Helen Jones: To ask the Secretary of State for Trade and Industry what estimate of the number of new nuclear power stations likely to be built in the near future was carried out prior to the sale of Westinghouse Engineering. 
Malcolm Wicks: None. We considered the matter carefully before agreeing to a sale. We did not believe that ownership of Westinghouse would be likely to have any bearing on the UKs ability to satisfy any future nuclear energy needs.
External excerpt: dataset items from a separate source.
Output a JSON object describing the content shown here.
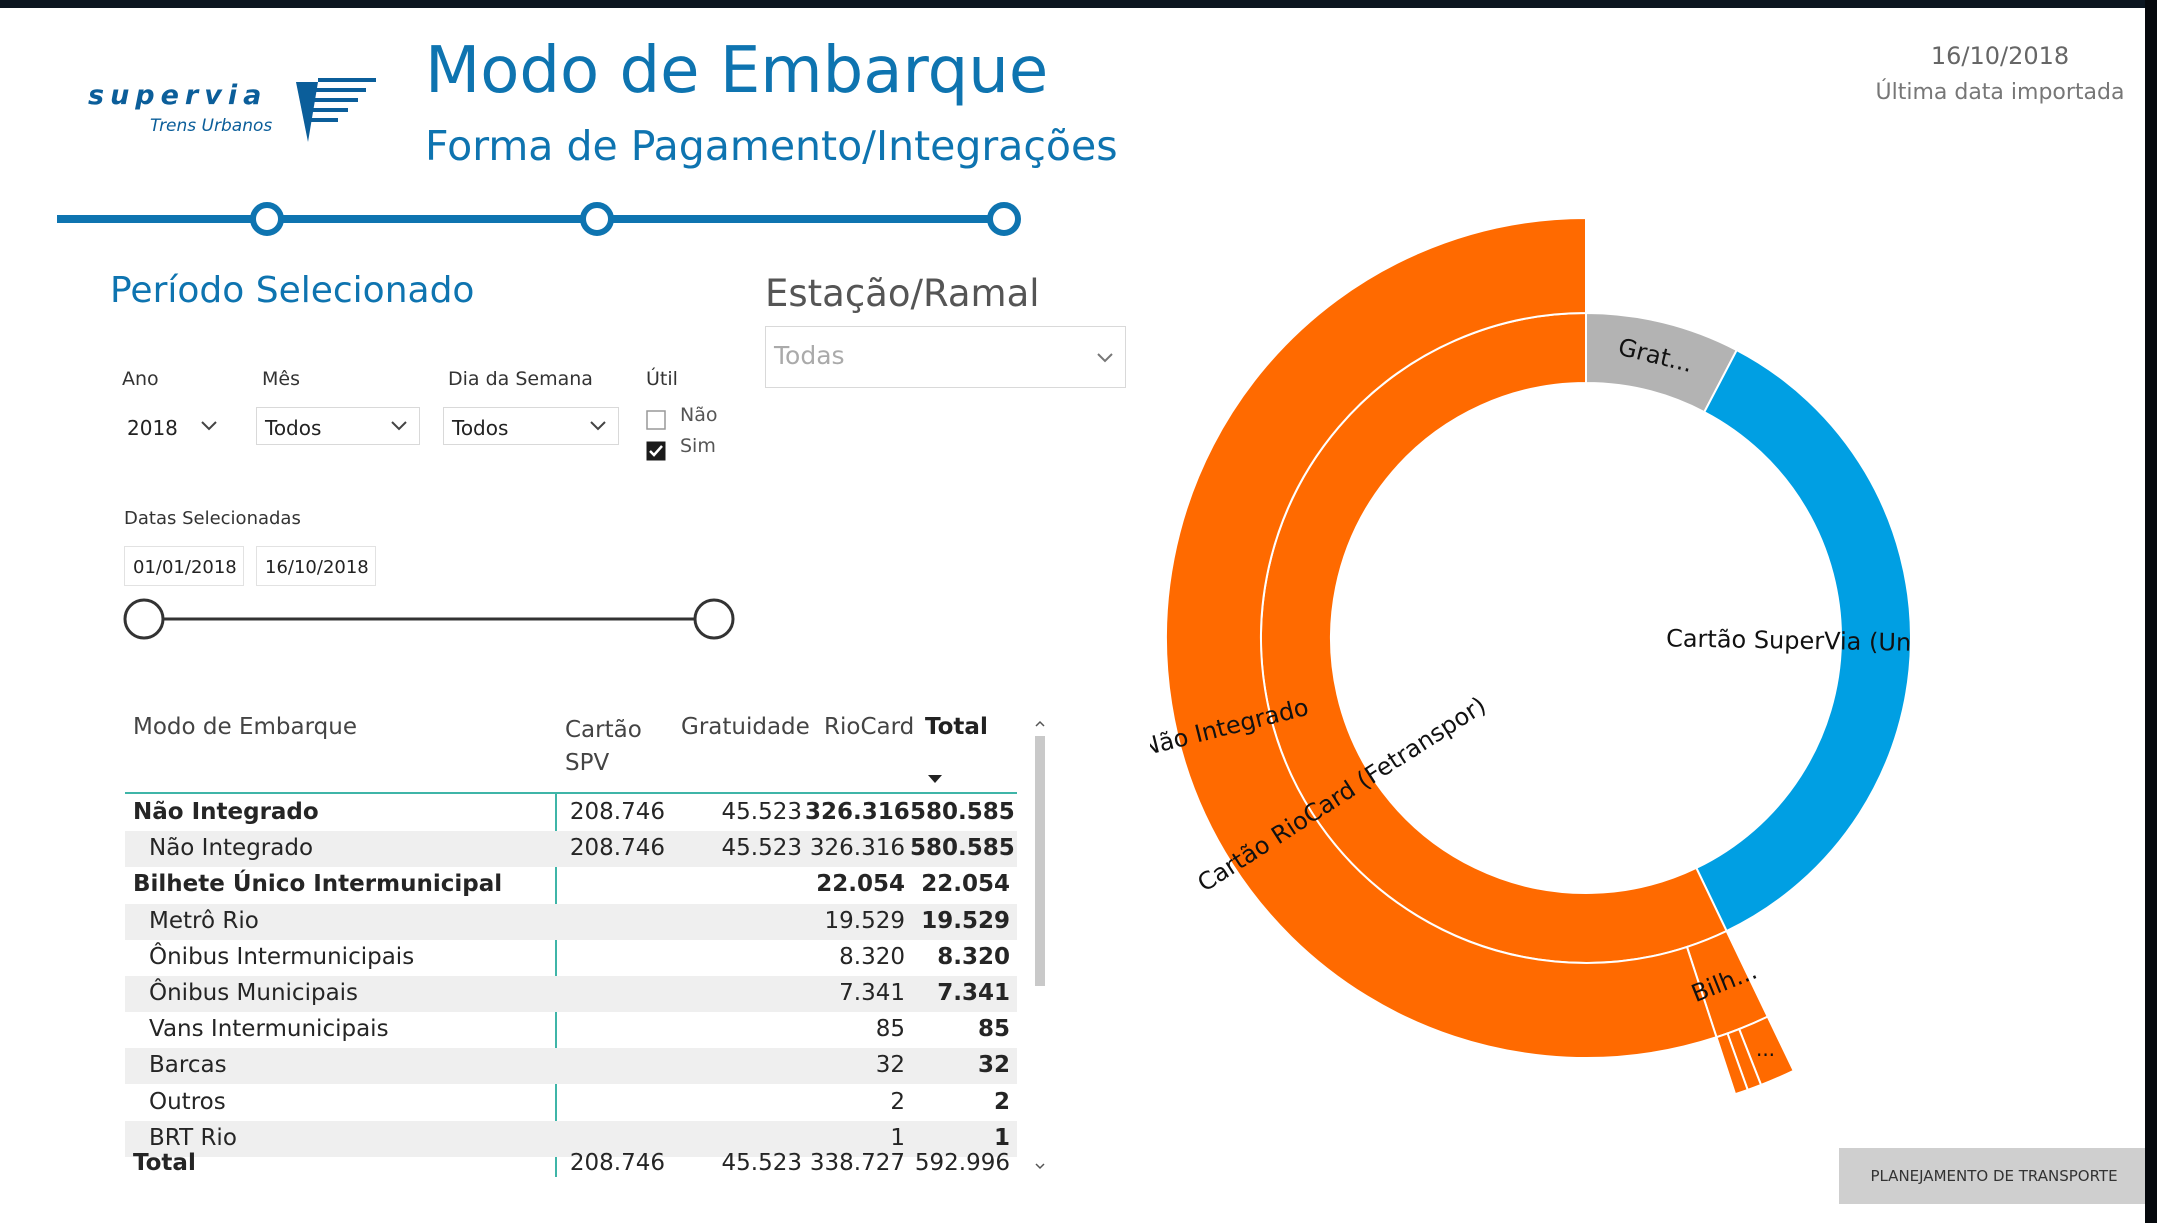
{
  "header": {
    "logo_brand": "supervia",
    "logo_sub": "Trens Urbanos",
    "title": "Modo de Embarque",
    "subtitle": "Forma de Pagamento/Integrações",
    "date": "16/10/2018",
    "date_caption": "Última data importada"
  },
  "filters": {
    "period_title": "Período Selecionado",
    "station_title": "Estação/Ramal",
    "station_value": "Todas",
    "ano_label": "Ano",
    "ano_value": "2018",
    "mes_label": "Mês",
    "mes_value": "Todos",
    "dia_label": "Dia da Semana",
    "dia_value": "Todos",
    "util_label": "Útil",
    "util_options": [
      {
        "label": "Não",
        "checked": false
      },
      {
        "label": "Sim",
        "checked": true
      }
    ],
    "datas_label": "Datas Selecionadas",
    "date_start": "01/01/2018",
    "date_end": "16/10/2018"
  },
  "table": {
    "columns": [
      "Modo de Embarque",
      "Cartão SPV",
      "Gratuidade",
      "RioCard",
      "Total"
    ],
    "rows": [
      {
        "name": "Não Integrado",
        "level": 0,
        "spv": "208.746",
        "grat": "45.523",
        "rio": "326.316",
        "total": "580.585"
      },
      {
        "name": "Não Integrado",
        "level": 1,
        "spv": "208.746",
        "grat": "45.523",
        "rio": "326.316",
        "total": "580.585"
      },
      {
        "name": "Bilhete Único Intermunicipal",
        "level": 0,
        "spv": "",
        "grat": "",
        "rio": "22.054",
        "total": "22.054"
      },
      {
        "name": "Metrô Rio",
        "level": 1,
        "spv": "",
        "grat": "",
        "rio": "19.529",
        "total": "19.529"
      },
      {
        "name": "Ônibus Intermunicipais",
        "level": 1,
        "spv": "",
        "grat": "",
        "rio": "8.320",
        "total": "8.320"
      },
      {
        "name": "Ônibus Municipais",
        "level": 1,
        "spv": "",
        "grat": "",
        "rio": "7.341",
        "total": "7.341"
      },
      {
        "name": "Vans Intermunicipais",
        "level": 1,
        "spv": "",
        "grat": "",
        "rio": "85",
        "total": "85"
      },
      {
        "name": "Barcas",
        "level": 1,
        "spv": "",
        "grat": "",
        "rio": "32",
        "total": "32"
      },
      {
        "name": "Outros",
        "level": 1,
        "spv": "",
        "grat": "",
        "rio": "2",
        "total": "2"
      },
      {
        "name": "BRT Rio",
        "level": 1,
        "spv": "",
        "grat": "",
        "rio": "1",
        "total": "1"
      }
    ],
    "totals": {
      "name": "Total",
      "spv": "208.746",
      "grat": "45.523",
      "rio": "338.727",
      "total": "592.996"
    }
  },
  "chart_data": {
    "type": "sunburst",
    "colors": {
      "riocard": "#ff6a00",
      "spv": "#009fe3",
      "grat": "#b3b3b3"
    },
    "inner_ring": [
      {
        "label": "Cartão RioCard (Fetranspor)",
        "value": 338727,
        "color": "#ff6a00"
      },
      {
        "label": "Grat...",
        "value": 45523,
        "color": "#b3b3b3"
      },
      {
        "label": "Cartão SuperVia (Unitário/Múltiplo)",
        "value": 208746,
        "color": "#009fe3"
      }
    ],
    "outer_ring": [
      {
        "label": "Não Integrado",
        "value": 326316,
        "color": "#ff6a00"
      },
      {
        "label": "Bilh...",
        "value": 12411,
        "color": "#ff6a00"
      }
    ],
    "third_ring": [
      {
        "label": "...",
        "value": 7000,
        "color": "#ff6a00"
      },
      {
        "label": "",
        "value": 2800,
        "color": "#ff6a00"
      },
      {
        "label": "",
        "value": 2611,
        "color": "#ff6a00"
      }
    ]
  },
  "footer": {
    "planning_button": "PLANEJAMENTO DE TRANSPORTE"
  }
}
In the event of a new build programme we would want the private sector, most likely the existing generators, to take the lead in funding and purchasing any new generation of reactors untainted by whether the technology was Government owned.
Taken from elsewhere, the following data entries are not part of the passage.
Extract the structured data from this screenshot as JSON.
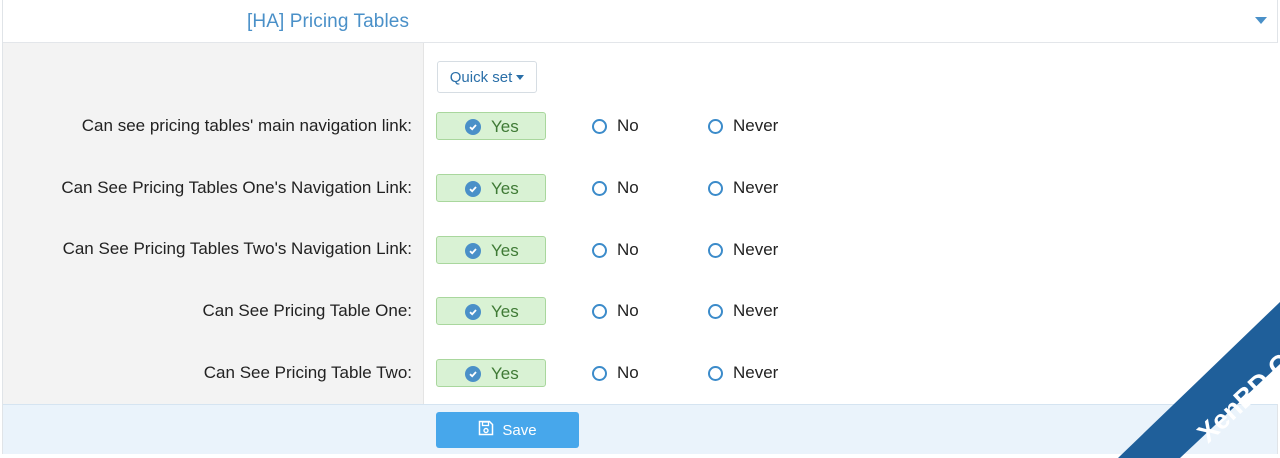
{
  "section": {
    "title": "[HA] Pricing Tables",
    "toggle_icon": "caret-down-icon"
  },
  "quick_set": {
    "label": "Quick set"
  },
  "permissions": [
    {
      "label": "Can see pricing tables' main navigation link:",
      "options": [
        "Yes",
        "No",
        "Never"
      ],
      "selected": "Yes"
    },
    {
      "label": "Can See Pricing Tables One's Navigation Link:",
      "options": [
        "Yes",
        "No",
        "Never"
      ],
      "selected": "Yes"
    },
    {
      "label": "Can See Pricing Tables Two's Navigation Link:",
      "options": [
        "Yes",
        "No",
        "Never"
      ],
      "selected": "Yes"
    },
    {
      "label": "Can See Pricing Table One:",
      "options": [
        "Yes",
        "No",
        "Never"
      ],
      "selected": "Yes"
    },
    {
      "label": "Can See Pricing Table Two:",
      "options": [
        "Yes",
        "No",
        "Never"
      ],
      "selected": "Yes"
    }
  ],
  "save": {
    "label": "Save",
    "icon": "floppy-disk-icon"
  },
  "watermark": {
    "text": "XenBD.Com"
  },
  "colors": {
    "accent": "#4a90c8",
    "yes_bg": "#d9f2d4",
    "save_bg": "#47a7eb",
    "watermark": "#1f5f9a"
  }
}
To ask the Secretary of State for Trade and Industry how many patents were held by (a) the Defence Science and Technology Laboratory, (b) the Central Science Laboratory, (c) the Public Health Laboratory Service, (d) the Veterinary Laboratories
Agency and (e) other Government laboratories in each of the last five years; and how many of these patents have been licensed. 
DSTL had 459 patents granted up to 31 December 2001 in 95 families of which 232 patents (in 66 families) have been subsequently abandoned.
In 2002 103 patents were granted in 34 families of which 25 patents (in nine families) have been subsequently abandoned.
In 2003 158 patents were granted in 44 families of which 21 patents (in 10 families) have been subsequently abandoned.
In 2004 132 patents were granted in 44 families of which 25 patents (in seven families) have been subsequently abandoned.
In 2005 144 patents were granted in 42 families of which seven patents (in five families) have been subsequently abandoned.
In 2006 153 patents were granted in 50 families of which six patents (in six families) have been subsequently abandoned.
DSTL currently has 48 patent families licensed.
One patent published in 1999, granted in 2001 which was assigned prior to grant in 2000 to Royal Holloway and Bedford New College.
One application published in 2006, not yet granted.
Three applications filed in 2004 (two) and 2005 (one) all terminated before publication and grant.
17 patent applications were found, all of which were terminated before 2002. Four of the 17 were terminated before publication; two of the 17 were terminated after publication but before grant; 10 cases were ceased after publication and grant; one case expired at the end of the 20 year term (after publication and grant).
The register shows no license agreements. However, there is no compulsion on patent holders to inform the Patent Office of license agreements although some do. Accordingly the Register of Patents cannot give an accurate picture of licensing behaviour.
No patents were found for this Laboratory.
The first two have been supplied by the Ministry of Defence who have provided the information for each of the past five years on each patent family; a patent family being defined as a patent application having a patent granted in at least one territory. The MOD has been able to supply license information on these two bodies.